Having come out two weeks ago dramatising the possible consequences of a 'hard landing' in Japan in a way which may have been a little OTT for the taste of some people, it is heartening to see that one of the leading Japan 'experts' comes to similar conclusions, in a much more reserved way, of course.

By Akio Mikuni and R. Taggart Murphy
An upheaval in Japanese finance, bringing with it a complete restructuring, is not impossible. But such a restructuring would produce shocks that would reverberate around the world. Japan as a nation holds nearly $3 trillion in dollar-denominated assets, many of them ultimately supported by the very deposits that would be withdrawn in a wholesale reorganization of Japanese banking. Those dollars have played an indispensable role in permitting the United States to swell its trade deficits far beyond the levels of most nations.

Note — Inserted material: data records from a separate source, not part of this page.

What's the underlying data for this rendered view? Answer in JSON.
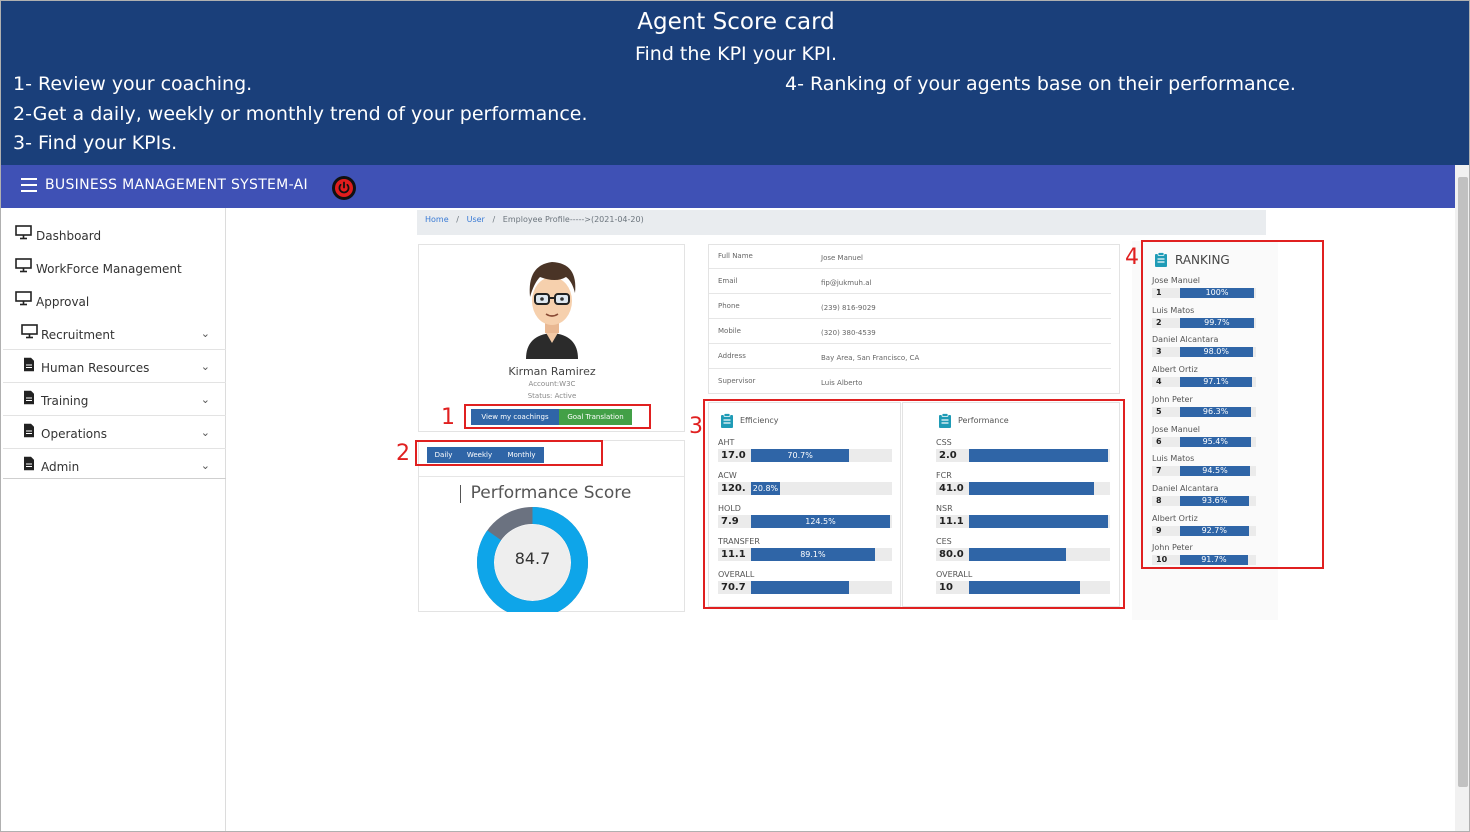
{
  "banner": {
    "title": "Agent Score card",
    "subtitle": "Find the KPI your KPI.",
    "points": [
      "1- Review your coaching.",
      "2-Get a daily, weekly or monthly trend of your performance.",
      "3- Find your KPIs.",
      "4- Ranking of your agents base on their performance."
    ]
  },
  "navbar": {
    "brand": "BUSINESS MANAGEMENT SYSTEM-AI",
    "menu_icon": "menu-icon",
    "power_icon": "power-icon"
  },
  "sidebar": {
    "items": [
      {
        "label": "Dashboard",
        "icon": "monitor-icon"
      },
      {
        "label": "WorkForce Management",
        "icon": "monitor-icon"
      },
      {
        "label": "Approval",
        "icon": "monitor-icon"
      },
      {
        "label": "Recruitment",
        "icon": "monitor-icon"
      },
      {
        "label": "Human Resources",
        "icon": "document-icon"
      },
      {
        "label": "Training",
        "icon": "document-icon"
      },
      {
        "label": "Operations",
        "icon": "document-icon"
      },
      {
        "label": "Admin",
        "icon": "document-icon"
      }
    ]
  },
  "breadcrumb": {
    "home": "Home",
    "user": "User",
    "current": "Employee Profile----->(2021-04-20)"
  },
  "profile": {
    "name": "Kirman Ramirez",
    "account": "Account:W3C",
    "status": "Status: Active",
    "coachings_button": "View my coachings",
    "goal_button": "Goal Translation"
  },
  "trend": {
    "tabs": [
      "Daily",
      "Weekly",
      "Monthly"
    ],
    "title": "Performance Score",
    "score": "84.7"
  },
  "info": {
    "rows": [
      {
        "key": "Full Name",
        "value": "Jose Manuel"
      },
      {
        "key": "Email",
        "value": "fip@jukmuh.al"
      },
      {
        "key": "Phone",
        "value": "(239) 816-9029"
      },
      {
        "key": "Mobile",
        "value": "(320) 380-4539"
      },
      {
        "key": "Address",
        "value": "Bay Area, San Francisco, CA"
      },
      {
        "key": "Supervisor",
        "value": "Luis Alberto"
      }
    ]
  },
  "efficiency": {
    "title": "Efficiency",
    "metrics": [
      {
        "label": "AHT",
        "value": "17.0",
        "bar_text": "70.7%",
        "fill": 0.707
      },
      {
        "label": "ACW",
        "value": "120.",
        "bar_text": "20.8%",
        "fill": 0.208
      },
      {
        "label": "HOLD",
        "value": "7.9",
        "bar_text": "124.5%",
        "fill": 1.0
      },
      {
        "label": "TRANSFER",
        "value": "11.1",
        "bar_text": "89.1%",
        "fill": 0.891
      },
      {
        "label": "OVERALL",
        "value": "70.7",
        "bar_text": "",
        "fill": 0.707
      }
    ]
  },
  "performance": {
    "title": "Performance",
    "metrics": [
      {
        "label": "CSS",
        "value": "2.0",
        "bar_text": "",
        "fill": 1.0
      },
      {
        "label": "FCR",
        "value": "41.0",
        "bar_text": "",
        "fill": 0.9
      },
      {
        "label": "NSR",
        "value": "11.1",
        "bar_text": "",
        "fill": 1.0
      },
      {
        "label": "CES",
        "value": "80.0",
        "bar_text": "",
        "fill": 0.7
      },
      {
        "label": "OVERALL",
        "value": "10",
        "bar_text": "",
        "fill": 0.8
      }
    ]
  },
  "ranking": {
    "title": "RANKING",
    "entries": [
      {
        "name": "Jose Manuel",
        "rank": "1",
        "pct": "100%",
        "fill": 1.0
      },
      {
        "name": "Luis Matos",
        "rank": "2",
        "pct": "99.7%",
        "fill": 0.997
      },
      {
        "name": "Daniel Alcantara",
        "rank": "3",
        "pct": "98.0%",
        "fill": 0.98
      },
      {
        "name": "Albert Ortiz",
        "rank": "4",
        "pct": "97.1%",
        "fill": 0.971
      },
      {
        "name": "John Peter",
        "rank": "5",
        "pct": "96.3%",
        "fill": 0.963
      },
      {
        "name": "Jose Manuel",
        "rank": "6",
        "pct": "95.4%",
        "fill": 0.954
      },
      {
        "name": "Luis Matos",
        "rank": "7",
        "pct": "94.5%",
        "fill": 0.945
      },
      {
        "name": "Daniel Alcantara",
        "rank": "8",
        "pct": "93.6%",
        "fill": 0.936
      },
      {
        "name": "Albert Ortiz",
        "rank": "9",
        "pct": "92.7%",
        "fill": 0.927
      },
      {
        "name": "John Peter",
        "rank": "10",
        "pct": "91.7%",
        "fill": 0.917
      }
    ]
  },
  "annotations": [
    "1",
    "2",
    "3",
    "4"
  ],
  "colors": {
    "banner": "#1a3f7a",
    "navbar": "#3f51b5",
    "bar": "#2f65a7",
    "green": "#43a047",
    "gauge": "#0ea5e9",
    "annotation": "#e02020"
  }
}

That so many foreigners are willing to keep their earnings from trade inside the United States banking system — what "holding dollars" literally means — helps the United States tolerate its deficits. But this situation is precisely what restructuring in Japan threatens. If banks were forced to call in loans to pay off depositors, and if those loans financed their customers' dollar holdings, Japanese companies would be forced to sell their dollars for yen. Real money and purchasing power would then leave the United States as the conversion weakened the dollar, forcing a rise in interest rates and import prices and further raising the risk of recession. That is what usually happens to countries that run excessive trade deficits — foreigners lose confidence in these countries' currencies, interest rates rise, the economy goes into recession and, as people can't afford to buy so many imports, the trade deficit begins to close. The United States has escaped this fate largely because of the very problems with Japanese finance that Mr. Takenaka promises to attack. Washington ought to be careful what it wishes for.